3 out of 5 stars (average)
Seth Rogen and Zac Efron are two very unique actors. Rogen is a chubby, profane guy known for his raunchy humor, and Efron is a muscular chick magnet with a heart of gold. Whoever put these two together should be commended for their fine work, for Neighbors utilizes both of their comedic strengths in a way I never thought possible.
The film centers on Mac (Rogen) and Kelly Radnor (Rose Byrne), parents to baby Stella. While they enjoy raising their daughter, the sacrifices of that position are sometimes annoying (they should probably write a parenting book on coping with the loss of certain freedoms after childbirth). Other than those issues that all new parents must deal with, their lives couldn’t be happier.
Unfortunately, their simple, happy life is severely overturned when a fraternity moves next door. The fraternity president, Teddy (Zac Efron trying out a different kind of role) assures them that everything will be okay; just call him instead of the cops if the roof is raised too high. When things get too far out of control, Mac and Kelly engage in a battle royal with the frat house in order to get their lives back.

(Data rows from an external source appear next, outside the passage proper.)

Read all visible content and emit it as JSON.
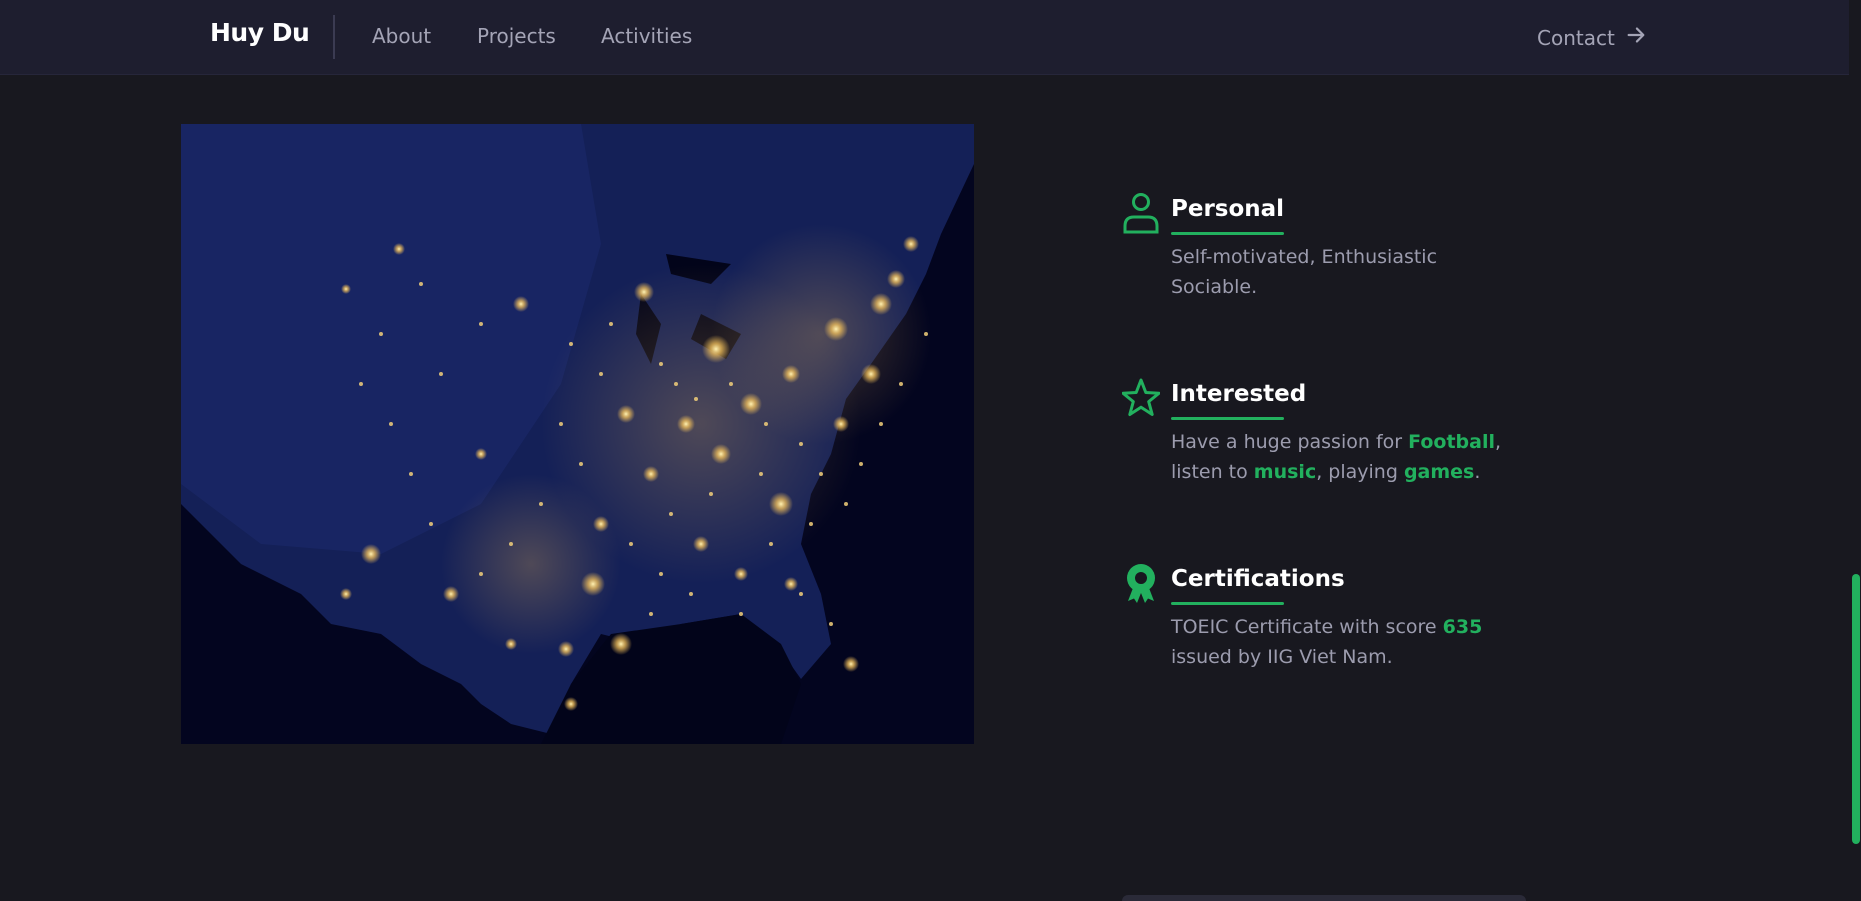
{
  "nav": {
    "brand": "Huy Du",
    "links": [
      "About",
      "Projects",
      "Activities"
    ],
    "contact_label": "Contact",
    "contact_icon": "arrow-right-icon"
  },
  "hero": {
    "image_subject": "night-lights-map-image"
  },
  "features": [
    {
      "icon": "user-icon",
      "title": "Personal",
      "desc_line1": "Self-motivated, Enthusiastic",
      "desc_line2": "Sociable."
    },
    {
      "icon": "star-icon",
      "title": "Interested",
      "desc_pre": "Have a huge passion for ",
      "hl_football": "Football",
      "desc_comma": ",",
      "desc_listen": "listen to ",
      "hl_music": "music",
      "desc_playing": ", playing ",
      "hl_games": "games",
      "desc_end": "."
    },
    {
      "icon": "award-icon",
      "title": "Certifications",
      "desc_pre": "TOEIC Certificate with score ",
      "hl_score": "635",
      "desc_line2": "issued by IIG Viet Nam."
    }
  ],
  "colors": {
    "accent": "#22b05e",
    "background": "#18181f",
    "navbar": "#1e1e2f",
    "muted_text": "#9c9cae"
  }
}
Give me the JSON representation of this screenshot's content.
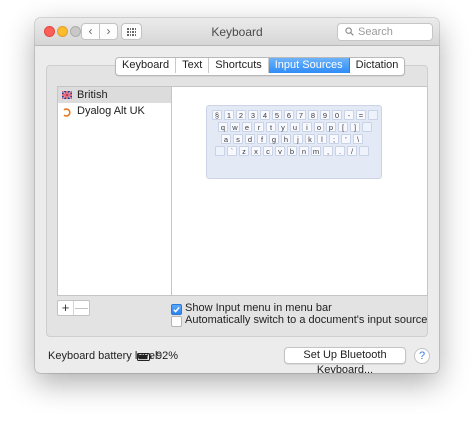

I was excited when I saw the trailer for this movie because it had a fantastic premise and two perfectly opposite actors to play the leads. On most levels, Neighbors succeeds: It’s funny, the actors are well-chosen, and the message is applicable to a wide audience. The only problem is the film’s occasional use of dialogue that sounds like the actors were ad-libbing it and the director, Nicholas Stoller (Forgetting Sarah Marshall) just let them do whatever they wanted. Though it’s only present in a few scenes, it slows the movie down noticeably in what is otherwise a hilarious battle of the boneheads.
Seth Rogen, as always, is funny, and Rose Byrne shows she can hold her own against him and Efron. Dave Franco (Now You See Me) does a good job as the Vice President of the frat, showing that his brother James isn’t the only one with acting skills, and Christopher Mintz-Plasse is, well, Christopher Mintz-Plasse. Rather he be McLoven, Red Mist, or Scoonie in this film, he will always be the king of the awkwardly hilarious character. The real star of the movie is Efron, who looks like he’s having a blast playing the party boy. I am interested to see how Efron’s career progresses throughout the next few years: he’s gone from teen heartthrob to frat president in a matter of only eight years. Here’s hoping he continues to entertain us.
If you are not a fan of raunchy movies, then do not see this one. Seth Rogen movies generally go in this category, and this one is no exception. However, if you like Seth Rogen movies, then you will like this one too. Efron’s presence should also draw a larger female audience, so sit back, relax, and love these Neighbors
Rated R for Pervasive language, Strong Crude and Sexual Content, Graphic Nudity, and Drug Use Throughout.